A loop is just a backward branch
Up to now control has only flowed downhill toward blr. A loop bends that line back on itself with a single branch that jumps backwards, letting the same instructions run more than once. Watch how MWCC threads a for loop. You enter at a b that skips ahead to the comparison; the comparison decides whether any work remains, and when it passes, control drops into the body. The body runs, bumps the counter, and lands back on that same comparison. Since the test is the first thing reached, the body can run zero times when the count begins empty. That early check is why people call the loop pre-tested even though the compare physically sits at the bottom; the jump-first wiring just makes it behave as if the test came first.

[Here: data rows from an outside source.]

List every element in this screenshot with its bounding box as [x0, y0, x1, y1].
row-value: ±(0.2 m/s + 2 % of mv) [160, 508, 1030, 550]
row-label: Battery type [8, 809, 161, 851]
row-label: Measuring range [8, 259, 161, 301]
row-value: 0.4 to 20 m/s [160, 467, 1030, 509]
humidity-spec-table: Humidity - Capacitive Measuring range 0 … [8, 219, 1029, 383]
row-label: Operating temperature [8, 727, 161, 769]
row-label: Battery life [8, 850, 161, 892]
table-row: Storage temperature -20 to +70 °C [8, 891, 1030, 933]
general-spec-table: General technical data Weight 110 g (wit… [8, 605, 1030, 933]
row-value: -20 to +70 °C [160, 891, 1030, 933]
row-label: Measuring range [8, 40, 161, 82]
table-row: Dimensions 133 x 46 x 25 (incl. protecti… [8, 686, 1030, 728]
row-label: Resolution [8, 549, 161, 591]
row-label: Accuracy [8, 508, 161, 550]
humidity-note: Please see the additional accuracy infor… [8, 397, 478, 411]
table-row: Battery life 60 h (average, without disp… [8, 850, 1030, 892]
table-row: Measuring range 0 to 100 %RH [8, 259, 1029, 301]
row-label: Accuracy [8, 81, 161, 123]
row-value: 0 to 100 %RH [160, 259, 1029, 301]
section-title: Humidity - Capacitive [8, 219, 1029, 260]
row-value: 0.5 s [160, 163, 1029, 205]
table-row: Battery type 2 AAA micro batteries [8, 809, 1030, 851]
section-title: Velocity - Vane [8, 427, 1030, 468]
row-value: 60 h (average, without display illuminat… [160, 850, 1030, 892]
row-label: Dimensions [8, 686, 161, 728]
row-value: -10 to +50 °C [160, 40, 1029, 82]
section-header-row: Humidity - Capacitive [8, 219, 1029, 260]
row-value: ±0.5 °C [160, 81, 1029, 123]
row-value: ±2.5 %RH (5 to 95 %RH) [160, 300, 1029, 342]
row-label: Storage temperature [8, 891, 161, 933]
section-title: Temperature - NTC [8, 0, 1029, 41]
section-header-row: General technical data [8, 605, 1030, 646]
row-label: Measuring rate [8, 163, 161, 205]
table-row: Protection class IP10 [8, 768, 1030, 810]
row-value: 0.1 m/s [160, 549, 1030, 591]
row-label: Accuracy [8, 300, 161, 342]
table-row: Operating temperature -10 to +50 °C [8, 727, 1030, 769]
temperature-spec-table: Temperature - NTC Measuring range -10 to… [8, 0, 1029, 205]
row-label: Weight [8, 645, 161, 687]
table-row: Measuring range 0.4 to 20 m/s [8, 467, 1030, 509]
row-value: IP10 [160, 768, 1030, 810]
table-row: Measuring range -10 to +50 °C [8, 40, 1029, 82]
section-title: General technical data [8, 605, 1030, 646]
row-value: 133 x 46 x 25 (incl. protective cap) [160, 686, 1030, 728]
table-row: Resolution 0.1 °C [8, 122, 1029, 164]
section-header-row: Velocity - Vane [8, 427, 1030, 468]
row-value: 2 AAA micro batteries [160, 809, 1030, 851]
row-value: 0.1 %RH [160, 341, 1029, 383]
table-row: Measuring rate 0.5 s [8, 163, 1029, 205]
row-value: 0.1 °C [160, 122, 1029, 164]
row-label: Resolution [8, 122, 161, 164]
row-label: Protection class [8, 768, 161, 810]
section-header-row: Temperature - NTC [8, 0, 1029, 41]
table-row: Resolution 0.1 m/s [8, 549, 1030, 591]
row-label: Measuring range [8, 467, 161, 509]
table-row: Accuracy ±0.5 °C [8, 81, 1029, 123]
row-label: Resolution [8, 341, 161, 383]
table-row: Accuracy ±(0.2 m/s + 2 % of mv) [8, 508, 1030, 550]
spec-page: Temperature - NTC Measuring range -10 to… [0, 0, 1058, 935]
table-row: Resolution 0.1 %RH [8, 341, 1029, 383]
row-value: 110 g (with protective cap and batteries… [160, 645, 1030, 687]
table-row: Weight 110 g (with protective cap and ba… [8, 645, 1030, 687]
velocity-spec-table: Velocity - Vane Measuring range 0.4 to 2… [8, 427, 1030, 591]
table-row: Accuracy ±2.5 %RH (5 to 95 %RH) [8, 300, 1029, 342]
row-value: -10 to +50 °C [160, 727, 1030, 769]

Take squares(n), which totals the integers from 1 up through n:
li r0, 0 # s = 0
li r4, 1 # i = 1
b test # jump straight to the test (pre-test)
body:
add r0, r0, r4 # s += i
addi r4, r4, 1 # i++
test:
cmpw r4, r3 # i <= n ?
ble+ body # if so, go round again
mr r3, r0 # return s
blr
The counter driving all this, i over in r4, is the loop's induction variable. And notice where the test lands, down at the bottom, reached first by way of that leading b, which is exactly why an n under 1 leaves the body untouched. Your own sum counts from 0 rather than 1 and quits one short of n instead of including it, so its starting value and its test won't match the ones here.
A note on optimization. Turn the dial up to the project's real -O4,p and MWCC unrolls this little sum into a sprawling pipelined mess, having figured out the trip count in advance. To keep the skeleton legible, we back the optimizer off by one notch with #pragma optimization_level 1. Don't drop that pragma; it's genuinely part of the target.
Your task
Write sum, returning the sum 0 + 1 + ... + (n-1).